Obama will announce the new initiative, ConnectED, on Thursday during a speech at a high-tech middle school in Mooresville, N.C.
The initiative calls on the Federal Communications Commission (FCC) to provide virtually all American students with high-speed broadband and wireless access in their schools and libraries by 2018. The initiative should also give students and teachers the tools needed to take advantage of high-speed Internet access.
For the administration, this set of reforms is needed to level American schools with their international counterparts, like schools in South Korea that all have access to high-speed Internet.
To meet this goal, the FCC will be tasked with using E-Rate, its existing program to assist schools and libraries to improve connectivity.
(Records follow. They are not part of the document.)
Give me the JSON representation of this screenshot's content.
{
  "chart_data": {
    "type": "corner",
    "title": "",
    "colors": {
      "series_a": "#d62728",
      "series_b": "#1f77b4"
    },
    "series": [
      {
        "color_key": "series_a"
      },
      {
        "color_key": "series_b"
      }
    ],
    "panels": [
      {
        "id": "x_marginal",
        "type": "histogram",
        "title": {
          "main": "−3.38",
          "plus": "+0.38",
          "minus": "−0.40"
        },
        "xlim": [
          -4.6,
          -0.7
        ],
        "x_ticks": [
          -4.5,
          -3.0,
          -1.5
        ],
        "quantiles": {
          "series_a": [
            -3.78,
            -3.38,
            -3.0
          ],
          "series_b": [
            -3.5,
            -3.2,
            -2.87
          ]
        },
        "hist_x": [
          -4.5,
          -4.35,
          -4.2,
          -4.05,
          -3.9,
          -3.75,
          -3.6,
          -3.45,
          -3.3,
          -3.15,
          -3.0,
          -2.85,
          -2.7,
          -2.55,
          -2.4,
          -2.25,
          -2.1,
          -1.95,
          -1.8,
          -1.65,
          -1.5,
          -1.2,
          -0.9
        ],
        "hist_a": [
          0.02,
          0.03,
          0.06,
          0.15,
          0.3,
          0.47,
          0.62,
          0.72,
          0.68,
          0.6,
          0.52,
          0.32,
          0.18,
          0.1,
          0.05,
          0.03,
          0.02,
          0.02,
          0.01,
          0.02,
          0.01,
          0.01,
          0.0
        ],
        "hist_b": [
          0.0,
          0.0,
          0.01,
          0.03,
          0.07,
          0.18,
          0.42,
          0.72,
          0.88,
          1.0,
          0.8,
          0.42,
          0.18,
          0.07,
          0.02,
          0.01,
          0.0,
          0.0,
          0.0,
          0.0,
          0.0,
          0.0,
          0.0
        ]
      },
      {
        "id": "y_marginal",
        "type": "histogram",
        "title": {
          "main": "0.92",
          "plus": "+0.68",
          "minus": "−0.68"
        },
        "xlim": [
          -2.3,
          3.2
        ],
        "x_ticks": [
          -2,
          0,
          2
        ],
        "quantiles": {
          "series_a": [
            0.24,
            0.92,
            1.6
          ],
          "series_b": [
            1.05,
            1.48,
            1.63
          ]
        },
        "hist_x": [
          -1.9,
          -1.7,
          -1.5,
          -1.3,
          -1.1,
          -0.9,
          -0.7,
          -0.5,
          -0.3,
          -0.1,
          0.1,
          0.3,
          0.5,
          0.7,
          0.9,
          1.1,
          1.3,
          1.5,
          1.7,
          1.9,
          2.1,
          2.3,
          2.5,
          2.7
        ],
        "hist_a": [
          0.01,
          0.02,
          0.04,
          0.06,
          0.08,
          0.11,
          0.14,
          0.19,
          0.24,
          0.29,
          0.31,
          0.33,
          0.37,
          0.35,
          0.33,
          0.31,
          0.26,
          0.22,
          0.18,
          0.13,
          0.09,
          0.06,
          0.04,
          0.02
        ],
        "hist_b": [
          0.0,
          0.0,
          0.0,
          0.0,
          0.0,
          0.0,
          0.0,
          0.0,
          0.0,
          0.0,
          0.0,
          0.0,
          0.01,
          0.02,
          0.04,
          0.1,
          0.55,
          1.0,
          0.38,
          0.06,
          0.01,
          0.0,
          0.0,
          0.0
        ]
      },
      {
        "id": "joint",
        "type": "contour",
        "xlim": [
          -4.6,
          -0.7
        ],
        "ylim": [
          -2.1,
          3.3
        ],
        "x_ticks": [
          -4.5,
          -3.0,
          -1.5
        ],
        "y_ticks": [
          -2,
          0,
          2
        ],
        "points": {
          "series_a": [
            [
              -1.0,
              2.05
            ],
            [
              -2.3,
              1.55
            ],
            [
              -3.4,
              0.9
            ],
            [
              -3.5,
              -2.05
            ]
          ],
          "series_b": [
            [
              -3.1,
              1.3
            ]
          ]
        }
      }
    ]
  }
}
Obama also asked the federal government to provide the necessary funding for the initiative. The White House noted that this initiative doesn’t need Congress’ approval.
The initiative aims not only to provide high-speed Internet and improved equipment, but also to improve teachers’ technical skills. To reach this goal, the Department of Education, working alongside states and school districts, will invest in training teachers to better prepare them to take advantage of new technologies.
For the Obama administration, this initiative is an imperative of the digital age. The potential that this kind of reform represents has been already discussed in the past. A 2010 study by the U.S. Chamber of Commerce pointed out that “while broadband is not a panacea for education reform, it is positioned to serve as an essential vehicle for delivering content and tools that can be used to spur student engagement, enhance learning outcomes, facilitate collaboration and innovation among educators, and enable cost savings in the administration of education.”